Im Zusammenhang mit der Publikation wissenschaftlicher Ergebnisse in Flyern, Broschüren oder Filmen stellt sich die Frage: Welche Zielgruppe will ich mit der Veröffentlichung „abholen“? Die Buchproduktion ist teurer und aufwendiger als eine niederschwellige Online-Publikation. Entsprechend wird die Frage gestellt: Wo bewegen sich Wissenschaftler? Suchen sie den Austausch in Foren?
Bei einer Veröffentlichung in bestimmten Zeitschriften bekannter Fachverlage zahlt das Wissenschaftssystem neben der Produktion der wissenschaftlichen Erkenntnisse nochmals für den Zugang zu den daraus entstandenen Veröffentlichungen, die käuflich zu erwerben sind. Eine Teilnehmerin verteidigt deshalb Open Access.
Mitzudenken sind auch die Ansprüche der Drittmittelgeber an Publikationen. Angesichts der Gefahr, dass die Publikation eines Forschungsvorhabens vernachlässigt wird, kann eine Open Access-Veröffentlichung hilfreich sein.
Durch Neue Medien eigens für Wissenschaftler und Open Access-Veröffentlichungen kann die Distanz zwischen Laien-Kommunikation und professioneller Kommunikation verkleinert werden. Es bedarf einer Effizienzsteigerung der innerwissenschaftlichen Kommunikation, mehr Kommunikation der Online-Medien, nicht nur „eingedampft für den Samstagnachmittag“, so ein Teilnehmer. Denn, so die Überlegung, es müssen Wege zu einer vernünftigen Kenntnisnahme und Bearbeitung der globalisierten Informationsströme gefunden werden.
Am Beispiel der Gestaltungsqualität wird ein Defizit der Neuen Medien deutlich. Bei Buchprojekten wird ein hoher Wert auf die Ausgestaltung der Publikation, beziehungsweise der einzelnen Sammelbeiträge gelegt.

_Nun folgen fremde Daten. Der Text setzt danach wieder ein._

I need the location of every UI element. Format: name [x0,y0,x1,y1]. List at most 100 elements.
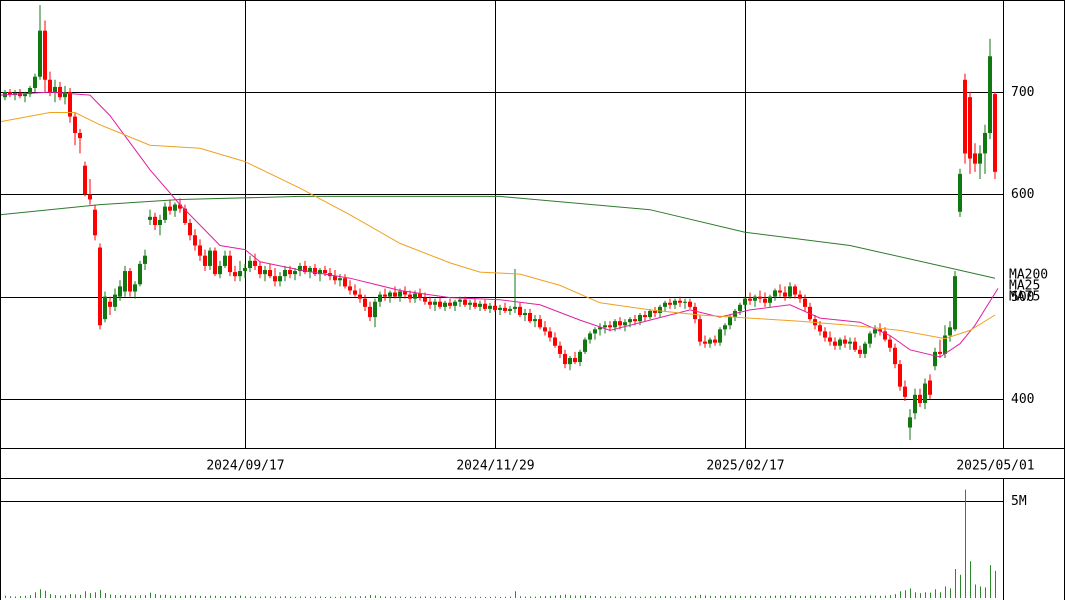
candle-body [443,302,447,307]
candle-body [578,351,582,363]
candle-body [853,341,857,350]
candle-body [678,300,682,303]
candle-body [128,271,132,292]
candle-body [213,250,217,275]
candle-body [43,30,47,80]
candle-body [918,394,922,403]
candle-body [193,235,197,246]
candle-body [968,97,972,159]
candle-body [438,301,442,307]
candle-body [818,325,822,332]
candle-body [278,276,282,282]
candle-body [288,270,292,275]
candle-body [323,270,327,274]
x-tick-label: 2025/05/01 [956,459,1034,474]
candle-body [148,216,152,220]
candle-body [898,364,902,387]
candle-body [358,294,362,299]
candle-body [93,209,97,236]
marks [0,5,999,598]
candle-body [518,306,522,316]
candle-body [168,206,172,211]
candle-body [398,291,402,297]
candle-body [973,153,977,164]
candle-body [758,296,762,299]
candle-body [333,276,337,281]
candle-body [793,286,797,295]
candle-body [783,292,787,297]
candle-body [888,339,892,348]
candle-body [498,307,502,310]
candle-body [588,333,592,340]
candle-body [788,286,792,297]
candle-body [908,417,912,428]
candle-body [313,267,317,275]
candle-body [88,194,92,200]
candle-body [413,293,417,299]
candle-body [893,347,897,365]
candle-body [698,319,702,342]
candle-body [753,296,757,301]
candle-body [583,339,587,352]
y-tick-label: 600 [1011,187,1034,202]
candle-body [658,306,662,313]
candle-body [858,349,862,354]
candle-body [573,357,577,363]
candle-body [668,302,672,305]
candle-body [553,337,557,346]
volume-tick-label: 5M [1011,494,1027,509]
candle-body [708,339,712,344]
candle-body [393,292,397,297]
candle-body [663,302,667,307]
candle-body [363,298,367,307]
ma-line [0,91,999,358]
candle-body [468,302,472,305]
candle-body [53,86,57,93]
ma-line [0,112,996,340]
candle-body [683,301,687,303]
candle-body [738,304,742,311]
candle-body [993,94,997,172]
candle-body [308,267,312,273]
candle-body [863,343,867,354]
candle-body [348,286,352,291]
x-tick-label: 2024/09/17 [206,459,284,474]
candle-body [183,208,187,223]
candle-body [353,290,357,295]
candle-body [428,301,432,305]
candle-body [938,351,942,354]
legend-entry: MA25 [1009,279,1040,294]
candle-body [713,339,717,343]
candle-body [113,294,117,307]
candle-body [483,303,487,309]
legend-entry: MA200 [1009,268,1048,283]
candle-body [563,353,567,365]
candle-body [403,291,407,295]
candle-body [423,297,427,302]
candle-body [928,380,932,395]
candle-body [238,271,242,277]
candle-body [633,319,637,322]
candle-body [538,319,542,328]
candle-body [648,310,652,318]
candle-body [98,247,102,326]
candle-body [253,260,257,266]
candle-body [693,306,697,320]
candle-body [723,325,727,330]
candle-body [123,271,127,292]
candle-body [368,306,372,318]
candle-body [883,331,887,340]
candle-body [828,337,832,342]
candle-body [23,94,27,97]
candle-body [293,271,297,275]
candle-body [418,293,422,298]
candle-body [833,341,837,346]
candle-body [78,132,82,139]
x-tick-label: 2025/02/17 [706,459,784,474]
candle-body [593,329,597,334]
candle-body [343,278,347,287]
candle-body [838,339,842,346]
candle-body [628,319,632,323]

Vermittlung von wissenschaftlichen Ergebnissen in die politische Praxis
Das zentrale Problem bei der Vermittlung von wissenschaftlichen Ergebnissen in die politische Praxis liegt in der Person des Vermittlers. Welcher Vertreter aus welcher Disziplin kann vermitteln? Man stellt sich hier die Frage nach der Wirkung von wissenschaftlichen Veröffentlichungen in der politischen Praxis. Wie kommt es in der Politik an? Was wird von den Ergebnissen angenommen? Positiv bewertet werden interdisziplinäre Ansätze oder die Transparenz in der Darstellung komplexer Themen. Hingegen wird die Bewertung Neuer Medien als Quelle der Politikberatung kontrovers beurteilt.
Wissenschaft und Öffentlichkeit
Beim Dialog mit der Praxis wie mit der Öffentlichkeit, so ein Hinweis, stellt sich die Frage nach dem wissenschaftlichen Nutzen ein Hemmnis. Geht es für den Lehrenden noch darum, die beruflichen Chancen seiner Studierenden zu verbessern, besteht für den Forschenden wenig Interesse, Artikel in Publikumszeitschriften zu verfassen.
Wie können Wissenschaftler auf die Präsentation von Wissenschaft Einfluss nehmen? Nach wie vor, so wird festgestellt, sollte sich die wissenschaftliche Forschung auch an den Anforderungen aus der Praxis orientieren. Einen Beitrag hierzu können Zeitschriften mit hohem Impact-Faktor leisten. Wissenschaftstransfer sollte sich an den jeweiligen Zielgruppen orientieren. Beispielsweise schlägt ein Teilnehmer angesichts des demographischen Wandels vor, Filmbeiträge zur Vermittlung wissenschaftlicher Inhalte speziell für die Generation 50 plus zu produzieren.
Das Ziel, an dem sich die Vermittlung wissenschaftlicher Ergebnisse orientieren sollte, ist die Vernetzung von Wissenschaft und Öffentlichkeit.